NOT COUNTED AS EVACUEES
The Reconstruction Agency sent a notice in August 2014 to all prefectures that have counted the number of evacuees.
It defined “evacuees” as people who moved to different places because of the nuclear disaster and have the “will” to return to their original homes.
The notice also said that if it is difficult to perceive their “will,” they can be regarded as people who have ended their evacuation if they bought new homes or made arrangements for new accommodations.
Based on the notice, people in Fukushima Prefecture who have bought new homes during their evacuation or settled down in public restoration housing or disaster public housing are regarded as living “stable” lives and are not counted as evacuees.
“It is not a problem because we continue supporting them even if they are removed from the evacuee statistics,” a prefectural government official said.

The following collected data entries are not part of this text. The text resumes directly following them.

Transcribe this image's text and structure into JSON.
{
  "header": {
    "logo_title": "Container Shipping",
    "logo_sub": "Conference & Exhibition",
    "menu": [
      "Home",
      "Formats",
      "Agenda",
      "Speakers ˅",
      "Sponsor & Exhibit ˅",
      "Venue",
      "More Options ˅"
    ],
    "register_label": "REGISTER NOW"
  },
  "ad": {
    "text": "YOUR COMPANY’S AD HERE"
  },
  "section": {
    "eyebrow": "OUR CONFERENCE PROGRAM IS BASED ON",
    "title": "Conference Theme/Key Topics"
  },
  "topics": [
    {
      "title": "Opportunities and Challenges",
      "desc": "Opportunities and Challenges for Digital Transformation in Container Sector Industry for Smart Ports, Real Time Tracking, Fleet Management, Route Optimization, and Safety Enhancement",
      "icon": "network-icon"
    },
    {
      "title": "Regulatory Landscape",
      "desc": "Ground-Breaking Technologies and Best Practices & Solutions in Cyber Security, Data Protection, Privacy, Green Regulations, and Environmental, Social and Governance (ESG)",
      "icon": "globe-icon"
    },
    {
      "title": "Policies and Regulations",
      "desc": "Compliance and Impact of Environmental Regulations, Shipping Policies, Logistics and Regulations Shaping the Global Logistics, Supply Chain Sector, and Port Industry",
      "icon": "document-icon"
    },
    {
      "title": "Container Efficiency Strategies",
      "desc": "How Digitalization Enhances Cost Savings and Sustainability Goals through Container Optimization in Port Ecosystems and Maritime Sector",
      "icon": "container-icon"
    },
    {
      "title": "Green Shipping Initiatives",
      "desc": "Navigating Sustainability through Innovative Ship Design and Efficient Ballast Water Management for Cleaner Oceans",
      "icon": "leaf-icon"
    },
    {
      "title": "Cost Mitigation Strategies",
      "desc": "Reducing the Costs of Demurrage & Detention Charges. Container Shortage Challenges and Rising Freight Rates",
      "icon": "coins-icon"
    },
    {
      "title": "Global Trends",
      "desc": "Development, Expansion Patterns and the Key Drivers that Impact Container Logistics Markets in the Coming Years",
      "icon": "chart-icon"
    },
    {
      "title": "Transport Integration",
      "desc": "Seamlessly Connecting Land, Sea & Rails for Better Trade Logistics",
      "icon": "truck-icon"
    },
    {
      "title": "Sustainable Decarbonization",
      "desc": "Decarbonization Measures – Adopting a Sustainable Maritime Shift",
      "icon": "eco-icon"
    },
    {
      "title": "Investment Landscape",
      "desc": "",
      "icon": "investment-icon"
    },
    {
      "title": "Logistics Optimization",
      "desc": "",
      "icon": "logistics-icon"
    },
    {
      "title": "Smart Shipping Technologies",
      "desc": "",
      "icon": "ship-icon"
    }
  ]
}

An official of the Reconstruction Agency said, “The judgment is made by each prefecture, so we are not in a position to say much.”
However, the prefecture has not confirmed all evacuees’ will to return to their homes. In addition, those who are removed from the list of evacuees are not informed of their new status.
Many people bought homes in new locations during their prolonged evacuations although they still hope to return to their hometowns in the disaster area.
Yumiko Yamazaki, 52, has a house in Okuma in a “difficult-to-return” zone.
But because she moved to public restoration housing outside of the town, she is not considered an evacuee by the agency and the prefecture.
“I had to leave my town although I didn’t want to,” Yamazaki said. “It is so obvious that the government wants to make the surface appearance look good by reducing the number of evacuees.”
“I can’t allow them to try to pretend the evacuation never happened,” Yamazaki said.
Critics say the central government’s emphasis of positive aspects and the downplaying of inconvenient truths in the evacuee statistics have much in common with its response to the suspected nepotism scandals involving school operator Moritomo Gakuen and the Kake Educational Institution.